Change is inevitable.
When the new Sixth Street Viaduct is completed it will replace the vital transportation corridor the 1932 viaduct provided. Its contemporary exquisite design will connect a reluctant and distrustful community within the city of Boyle Heights, with the rapidly developing districts in Downtown Los Angeles - the Arts District and Financial Districts. Downtown LA west of the LA River is known for multiple development projects not only of new construction but repurposing unused early 20th century buildings as museums, galleries, restaurants, cafes, offices and live-work lofts. High-rise residential towers, office and retail spaces are under construction throughout DTLA.
Some of the residents of Boyle Heights are fighting gentrification - or what they have labeled gentrification, targeting all of the art galleries that moved in and repurposed unused warehouse spaces adjacent to the Los Angeles River on the western fringe of Boyle Heights. These activists view the art galleries as early signs of gentrification and blame them for rising property values. Are rising property values a bad thing? I suppose if you don’t own your property, then it could be. There is controversy that comes with the repurposing of under-utilized or empty buildings - and “gentrification” soon follows. Economic boom for some, often trickles down to economic hardship for others in the form of higher rents and an elevated cost of living. Perhaps there is room for contained affordability, controlled growth and neighborhood evolution while maintaining the diverse cultural communities and their intrinsic worth.

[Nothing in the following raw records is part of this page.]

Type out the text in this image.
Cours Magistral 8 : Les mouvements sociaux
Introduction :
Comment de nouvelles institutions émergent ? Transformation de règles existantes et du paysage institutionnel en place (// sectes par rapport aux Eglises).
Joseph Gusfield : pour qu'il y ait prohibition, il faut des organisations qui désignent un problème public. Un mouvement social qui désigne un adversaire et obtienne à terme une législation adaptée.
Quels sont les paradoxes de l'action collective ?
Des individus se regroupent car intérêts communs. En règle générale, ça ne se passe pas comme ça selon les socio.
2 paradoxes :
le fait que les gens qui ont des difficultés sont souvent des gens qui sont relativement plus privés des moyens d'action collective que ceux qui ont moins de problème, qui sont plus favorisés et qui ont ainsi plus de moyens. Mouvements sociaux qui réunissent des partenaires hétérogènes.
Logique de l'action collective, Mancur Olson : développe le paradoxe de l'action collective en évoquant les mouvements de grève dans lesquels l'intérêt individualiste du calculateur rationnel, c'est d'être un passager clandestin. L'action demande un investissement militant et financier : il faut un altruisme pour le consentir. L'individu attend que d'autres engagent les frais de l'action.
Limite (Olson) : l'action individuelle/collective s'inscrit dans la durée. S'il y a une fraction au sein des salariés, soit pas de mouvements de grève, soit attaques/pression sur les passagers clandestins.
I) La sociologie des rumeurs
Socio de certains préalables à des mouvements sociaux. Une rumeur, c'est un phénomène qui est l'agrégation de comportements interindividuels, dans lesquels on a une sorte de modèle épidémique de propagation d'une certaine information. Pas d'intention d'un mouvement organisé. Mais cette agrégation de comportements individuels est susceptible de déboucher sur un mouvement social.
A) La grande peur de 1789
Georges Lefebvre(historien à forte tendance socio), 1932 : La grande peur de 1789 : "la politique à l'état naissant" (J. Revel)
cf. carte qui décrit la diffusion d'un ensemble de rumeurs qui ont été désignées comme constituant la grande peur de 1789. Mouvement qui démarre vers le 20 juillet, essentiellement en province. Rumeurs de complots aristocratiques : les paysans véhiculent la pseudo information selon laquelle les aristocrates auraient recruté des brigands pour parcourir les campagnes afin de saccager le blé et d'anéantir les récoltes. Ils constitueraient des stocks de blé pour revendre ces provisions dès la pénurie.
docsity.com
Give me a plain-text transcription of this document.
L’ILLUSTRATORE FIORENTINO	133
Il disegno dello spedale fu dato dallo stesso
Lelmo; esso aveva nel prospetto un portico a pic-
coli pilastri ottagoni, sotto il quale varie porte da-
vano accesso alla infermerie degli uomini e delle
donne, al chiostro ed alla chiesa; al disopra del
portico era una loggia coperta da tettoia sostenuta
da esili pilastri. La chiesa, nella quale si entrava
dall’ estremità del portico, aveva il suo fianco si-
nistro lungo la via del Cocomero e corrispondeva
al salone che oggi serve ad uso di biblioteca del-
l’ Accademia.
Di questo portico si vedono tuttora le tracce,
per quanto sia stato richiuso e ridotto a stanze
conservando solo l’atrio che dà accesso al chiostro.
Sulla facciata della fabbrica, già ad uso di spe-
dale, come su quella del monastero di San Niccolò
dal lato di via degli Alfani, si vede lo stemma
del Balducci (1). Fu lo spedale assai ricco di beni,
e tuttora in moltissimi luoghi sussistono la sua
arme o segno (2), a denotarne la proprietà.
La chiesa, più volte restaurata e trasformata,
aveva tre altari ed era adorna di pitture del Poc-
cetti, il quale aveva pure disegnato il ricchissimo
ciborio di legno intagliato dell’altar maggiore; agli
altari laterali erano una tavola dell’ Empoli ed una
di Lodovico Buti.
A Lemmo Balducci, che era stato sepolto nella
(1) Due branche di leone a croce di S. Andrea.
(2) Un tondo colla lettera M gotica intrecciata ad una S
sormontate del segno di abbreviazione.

I’m a Los Angeles native, but also a newcomer. I love LA and its diversity and I view these areas as evolving communities with various, distinct and differing goals. There is room for everyone, but the Los Angeles River divides these communities - in more ways than one. In the last 14 months, I watched and documented a main transportation artery over the LA River be demolished. Metaphorically it also seems to have seriously compromised the connections between two vital and unique subdivisions of Los Angeles.
The new Sixth Street Viaduct represents replacement and transitions, perhaps at a quicker pace and differently than some people want, but it has the potential to bridge that which divides the city. It can provide a viable connection for the communities on both sides of the Los Angeles River and at the same time help to maintain their identities without undermining or extinguishing either.